IEEE/ACM Trans Comput Biol Bioinform. 2021 Mar-Apr;18(2):489-499. doi: 10.1109/TCBB.2019.2928809. Epub 2021 Apr 8.
Protein design, also known as the inverse protein folding problem, is the identification of a protein sequence that folds into a target protein structure. Protein design is proved as an NP-hard problem. While researchers are working on designing heuristics with an emphasis on new scoring functions, we propose a replica-exchange Monte Carlo (REMC) search algorithm that ensures faster convergence using a greedy strategy. Using biological insights, we construct an evolutionary profile to encode the amino acid variability in different positions of the target protein from its structural homologs. The evolutionary profile guides the REMC search, and the greedy approach confirms appreciable exploration and exploitation of the sequence-structure fitness surface. We allow termination of a simulation trajectory once stagnant situation is detected. A series of sequence and structure level validations establish the goodness of our design. On a benchmark dataset, our algorithm reports an average root-mean-square deviation of 1.21Å between the target and the design proteins when modeled with an existing protein folding software. Besides, our algorithm assures 6.16 times overall speedup. In Molecular Dynamics simulations, we observe that four out of selected five design proteins report better to comparable stability to the corresponding target proteins.

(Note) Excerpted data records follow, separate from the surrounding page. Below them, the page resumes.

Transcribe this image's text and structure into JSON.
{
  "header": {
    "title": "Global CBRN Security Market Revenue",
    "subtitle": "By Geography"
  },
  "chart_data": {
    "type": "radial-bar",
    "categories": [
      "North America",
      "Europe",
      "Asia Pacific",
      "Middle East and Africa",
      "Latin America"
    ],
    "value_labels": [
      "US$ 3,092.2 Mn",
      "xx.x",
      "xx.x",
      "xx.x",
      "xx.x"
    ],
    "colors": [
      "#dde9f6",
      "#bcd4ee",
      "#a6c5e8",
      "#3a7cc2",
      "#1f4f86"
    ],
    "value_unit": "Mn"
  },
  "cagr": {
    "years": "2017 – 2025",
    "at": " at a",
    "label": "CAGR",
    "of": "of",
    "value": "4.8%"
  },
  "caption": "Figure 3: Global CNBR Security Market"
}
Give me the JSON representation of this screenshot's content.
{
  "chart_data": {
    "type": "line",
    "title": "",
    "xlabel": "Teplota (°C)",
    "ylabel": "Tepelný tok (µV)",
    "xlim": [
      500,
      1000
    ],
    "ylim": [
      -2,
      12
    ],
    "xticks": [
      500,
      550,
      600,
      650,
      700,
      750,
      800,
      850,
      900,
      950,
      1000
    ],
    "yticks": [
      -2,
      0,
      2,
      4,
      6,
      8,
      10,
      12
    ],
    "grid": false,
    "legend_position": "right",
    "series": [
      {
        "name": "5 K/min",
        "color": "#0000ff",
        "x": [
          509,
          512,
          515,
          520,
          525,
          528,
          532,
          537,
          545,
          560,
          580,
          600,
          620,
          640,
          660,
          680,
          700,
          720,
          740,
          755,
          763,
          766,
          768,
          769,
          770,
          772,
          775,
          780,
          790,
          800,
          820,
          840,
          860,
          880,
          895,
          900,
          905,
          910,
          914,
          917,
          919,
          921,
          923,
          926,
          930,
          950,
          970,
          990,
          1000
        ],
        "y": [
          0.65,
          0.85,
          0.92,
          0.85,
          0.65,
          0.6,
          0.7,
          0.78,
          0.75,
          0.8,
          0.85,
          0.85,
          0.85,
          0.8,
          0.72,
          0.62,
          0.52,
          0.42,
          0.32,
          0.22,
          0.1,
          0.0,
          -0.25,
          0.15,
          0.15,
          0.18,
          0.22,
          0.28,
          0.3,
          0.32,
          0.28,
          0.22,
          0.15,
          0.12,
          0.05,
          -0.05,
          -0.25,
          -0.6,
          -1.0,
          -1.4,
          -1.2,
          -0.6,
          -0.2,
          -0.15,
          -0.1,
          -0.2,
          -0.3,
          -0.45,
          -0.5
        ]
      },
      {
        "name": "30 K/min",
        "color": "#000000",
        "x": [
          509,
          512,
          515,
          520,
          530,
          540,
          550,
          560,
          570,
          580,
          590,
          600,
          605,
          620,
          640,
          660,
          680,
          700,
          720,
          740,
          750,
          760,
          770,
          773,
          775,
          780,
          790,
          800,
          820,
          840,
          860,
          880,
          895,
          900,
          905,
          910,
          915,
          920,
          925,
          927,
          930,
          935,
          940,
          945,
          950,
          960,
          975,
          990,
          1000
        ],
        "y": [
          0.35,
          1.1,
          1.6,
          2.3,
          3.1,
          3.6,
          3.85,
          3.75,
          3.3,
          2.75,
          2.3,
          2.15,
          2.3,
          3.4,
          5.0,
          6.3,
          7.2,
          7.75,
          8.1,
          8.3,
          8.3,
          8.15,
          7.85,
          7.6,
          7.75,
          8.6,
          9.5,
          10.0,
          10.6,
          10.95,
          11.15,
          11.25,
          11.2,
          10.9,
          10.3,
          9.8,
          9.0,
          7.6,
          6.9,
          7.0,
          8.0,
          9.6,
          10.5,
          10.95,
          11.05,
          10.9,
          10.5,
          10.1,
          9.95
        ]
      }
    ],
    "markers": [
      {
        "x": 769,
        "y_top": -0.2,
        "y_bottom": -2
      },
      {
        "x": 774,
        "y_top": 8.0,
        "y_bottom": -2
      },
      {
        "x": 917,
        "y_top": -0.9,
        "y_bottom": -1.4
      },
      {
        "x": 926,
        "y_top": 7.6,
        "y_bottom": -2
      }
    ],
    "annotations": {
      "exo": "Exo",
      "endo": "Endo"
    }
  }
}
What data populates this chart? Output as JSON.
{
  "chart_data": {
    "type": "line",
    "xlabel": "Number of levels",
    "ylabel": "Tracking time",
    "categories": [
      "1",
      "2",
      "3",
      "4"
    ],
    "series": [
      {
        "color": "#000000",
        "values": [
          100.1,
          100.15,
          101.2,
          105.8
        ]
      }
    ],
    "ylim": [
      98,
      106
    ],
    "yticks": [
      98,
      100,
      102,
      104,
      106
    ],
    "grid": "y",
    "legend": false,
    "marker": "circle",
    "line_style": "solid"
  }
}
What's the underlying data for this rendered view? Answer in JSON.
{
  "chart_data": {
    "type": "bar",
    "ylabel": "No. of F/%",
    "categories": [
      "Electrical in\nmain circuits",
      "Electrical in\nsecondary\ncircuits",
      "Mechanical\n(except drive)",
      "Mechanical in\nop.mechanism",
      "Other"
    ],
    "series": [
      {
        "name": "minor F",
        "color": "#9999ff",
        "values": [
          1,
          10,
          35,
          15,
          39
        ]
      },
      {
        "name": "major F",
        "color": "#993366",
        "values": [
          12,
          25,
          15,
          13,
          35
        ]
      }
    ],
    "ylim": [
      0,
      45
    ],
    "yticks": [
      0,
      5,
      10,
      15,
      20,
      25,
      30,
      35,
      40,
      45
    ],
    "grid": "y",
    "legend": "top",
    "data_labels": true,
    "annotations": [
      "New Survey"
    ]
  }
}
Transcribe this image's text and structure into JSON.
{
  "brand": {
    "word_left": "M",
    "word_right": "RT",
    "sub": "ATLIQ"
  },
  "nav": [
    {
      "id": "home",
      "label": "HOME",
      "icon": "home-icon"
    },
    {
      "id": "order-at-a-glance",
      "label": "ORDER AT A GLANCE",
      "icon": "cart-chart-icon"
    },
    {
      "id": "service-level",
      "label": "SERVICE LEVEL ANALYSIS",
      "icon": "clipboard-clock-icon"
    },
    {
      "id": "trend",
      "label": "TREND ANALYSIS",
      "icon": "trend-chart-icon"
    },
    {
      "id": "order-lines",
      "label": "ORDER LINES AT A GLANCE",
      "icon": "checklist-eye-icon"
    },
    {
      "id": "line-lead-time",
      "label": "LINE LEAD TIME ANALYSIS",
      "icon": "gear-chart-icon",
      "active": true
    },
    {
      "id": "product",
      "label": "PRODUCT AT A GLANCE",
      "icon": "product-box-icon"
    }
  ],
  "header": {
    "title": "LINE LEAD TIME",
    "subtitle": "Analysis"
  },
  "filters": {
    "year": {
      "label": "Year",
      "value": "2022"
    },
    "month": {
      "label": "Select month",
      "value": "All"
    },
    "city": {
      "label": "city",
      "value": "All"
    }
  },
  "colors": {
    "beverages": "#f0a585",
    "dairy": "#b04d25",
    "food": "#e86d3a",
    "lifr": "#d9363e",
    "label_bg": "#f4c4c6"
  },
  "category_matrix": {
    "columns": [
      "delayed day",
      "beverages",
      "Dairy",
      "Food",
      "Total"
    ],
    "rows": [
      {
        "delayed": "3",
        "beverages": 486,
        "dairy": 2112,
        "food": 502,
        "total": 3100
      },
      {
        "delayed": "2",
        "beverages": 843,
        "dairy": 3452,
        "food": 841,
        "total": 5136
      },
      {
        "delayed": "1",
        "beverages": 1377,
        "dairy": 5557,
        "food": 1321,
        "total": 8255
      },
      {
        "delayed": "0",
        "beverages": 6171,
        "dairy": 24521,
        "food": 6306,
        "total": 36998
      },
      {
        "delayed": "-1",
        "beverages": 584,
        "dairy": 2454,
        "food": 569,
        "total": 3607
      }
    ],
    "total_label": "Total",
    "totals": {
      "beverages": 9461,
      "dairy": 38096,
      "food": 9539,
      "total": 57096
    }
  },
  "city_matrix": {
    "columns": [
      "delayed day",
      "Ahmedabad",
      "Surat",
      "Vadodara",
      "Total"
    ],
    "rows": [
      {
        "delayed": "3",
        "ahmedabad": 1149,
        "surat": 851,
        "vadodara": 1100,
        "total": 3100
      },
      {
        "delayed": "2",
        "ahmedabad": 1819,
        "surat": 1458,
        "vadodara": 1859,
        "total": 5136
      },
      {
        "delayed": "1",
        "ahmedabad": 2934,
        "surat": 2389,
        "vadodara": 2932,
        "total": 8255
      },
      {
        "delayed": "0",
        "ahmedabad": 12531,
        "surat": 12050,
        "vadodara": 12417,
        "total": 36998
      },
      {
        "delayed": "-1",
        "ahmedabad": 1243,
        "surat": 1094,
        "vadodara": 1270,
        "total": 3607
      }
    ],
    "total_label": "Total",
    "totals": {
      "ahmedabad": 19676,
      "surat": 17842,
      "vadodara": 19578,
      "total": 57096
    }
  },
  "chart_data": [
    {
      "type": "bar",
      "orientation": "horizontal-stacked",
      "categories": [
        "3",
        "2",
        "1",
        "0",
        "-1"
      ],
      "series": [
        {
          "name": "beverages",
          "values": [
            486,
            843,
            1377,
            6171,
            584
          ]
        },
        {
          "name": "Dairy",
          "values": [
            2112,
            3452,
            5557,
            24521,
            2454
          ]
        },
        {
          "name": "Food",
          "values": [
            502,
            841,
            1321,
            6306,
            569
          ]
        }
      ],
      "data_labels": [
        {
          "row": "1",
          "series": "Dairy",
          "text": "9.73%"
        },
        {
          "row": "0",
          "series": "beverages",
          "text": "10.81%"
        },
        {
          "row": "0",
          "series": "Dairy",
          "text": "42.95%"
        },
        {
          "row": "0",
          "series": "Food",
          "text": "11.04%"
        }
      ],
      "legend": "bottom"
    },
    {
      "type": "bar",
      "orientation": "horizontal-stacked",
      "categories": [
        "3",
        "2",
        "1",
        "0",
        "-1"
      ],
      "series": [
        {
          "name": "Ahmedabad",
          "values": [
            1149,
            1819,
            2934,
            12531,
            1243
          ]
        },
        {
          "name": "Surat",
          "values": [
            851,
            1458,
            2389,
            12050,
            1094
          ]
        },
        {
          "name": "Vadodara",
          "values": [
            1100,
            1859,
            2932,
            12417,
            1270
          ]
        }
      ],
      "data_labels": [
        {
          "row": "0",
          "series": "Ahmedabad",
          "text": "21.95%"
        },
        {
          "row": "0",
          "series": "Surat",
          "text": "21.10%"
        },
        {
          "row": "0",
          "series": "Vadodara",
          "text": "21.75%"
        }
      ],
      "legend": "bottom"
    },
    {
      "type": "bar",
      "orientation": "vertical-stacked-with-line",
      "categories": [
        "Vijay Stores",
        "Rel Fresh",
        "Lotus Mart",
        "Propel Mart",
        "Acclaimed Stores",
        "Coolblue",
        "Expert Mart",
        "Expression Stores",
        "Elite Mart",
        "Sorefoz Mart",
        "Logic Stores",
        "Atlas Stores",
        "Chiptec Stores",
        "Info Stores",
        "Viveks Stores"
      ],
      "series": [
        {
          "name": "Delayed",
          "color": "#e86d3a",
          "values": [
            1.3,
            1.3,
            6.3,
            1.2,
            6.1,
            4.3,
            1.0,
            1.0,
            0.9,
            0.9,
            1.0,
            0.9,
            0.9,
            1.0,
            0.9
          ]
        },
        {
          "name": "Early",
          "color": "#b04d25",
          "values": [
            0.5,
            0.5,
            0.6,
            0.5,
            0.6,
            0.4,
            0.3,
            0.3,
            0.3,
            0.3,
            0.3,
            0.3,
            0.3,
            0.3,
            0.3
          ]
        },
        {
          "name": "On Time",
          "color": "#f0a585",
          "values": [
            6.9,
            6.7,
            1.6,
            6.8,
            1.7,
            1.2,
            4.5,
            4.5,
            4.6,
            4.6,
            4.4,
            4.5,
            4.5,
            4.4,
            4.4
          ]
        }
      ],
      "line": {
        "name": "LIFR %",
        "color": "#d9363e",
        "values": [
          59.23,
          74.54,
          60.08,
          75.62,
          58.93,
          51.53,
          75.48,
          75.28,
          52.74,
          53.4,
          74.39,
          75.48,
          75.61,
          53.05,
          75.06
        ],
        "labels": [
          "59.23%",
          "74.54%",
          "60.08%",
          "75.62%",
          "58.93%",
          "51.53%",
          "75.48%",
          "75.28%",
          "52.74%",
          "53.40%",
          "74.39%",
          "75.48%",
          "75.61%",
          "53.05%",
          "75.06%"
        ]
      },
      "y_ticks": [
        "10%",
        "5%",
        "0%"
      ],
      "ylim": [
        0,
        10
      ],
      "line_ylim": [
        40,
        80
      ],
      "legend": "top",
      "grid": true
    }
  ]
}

蛋白质设计,也称为逆蛋白折叠问题,是指确定能够折叠成目标蛋白结构的蛋白序列。蛋白质设计已被证明是 NP 难问题。虽然研究人员正在设计启发式算法,并侧重于新的评分函数,但我们提出了一种复制交换蒙特卡罗(REMC)搜索算法,该算法使用贪婪策略确保更快的收敛。我们利用生物学见解构建了一个进化轮廓,以从目标蛋白的结构同源物中编码不同位置的氨基酸可变性。进化轮廓指导 REMC 搜索,而贪婪方法确认对序列-结构适应度曲面进行了可观的探索和利用。一旦检测到停滞状态,我们就允许终止模拟轨迹。一系列序列和结构水平的验证确立了我们设计的良好性。在基准数据集上,我们的算法报告了当使用现有蛋白质折叠软件对目标和设计蛋白质进行建模时,目标和设计蛋白质之间的平均均方根偏差为 1.21Å。此外,我们的算法保证了 6.16 倍的整体加速。在分子动力学模拟中,我们观察到,从选定的五个设计蛋白中,有四个报告了更好的与相应目标蛋白相当的稳定性。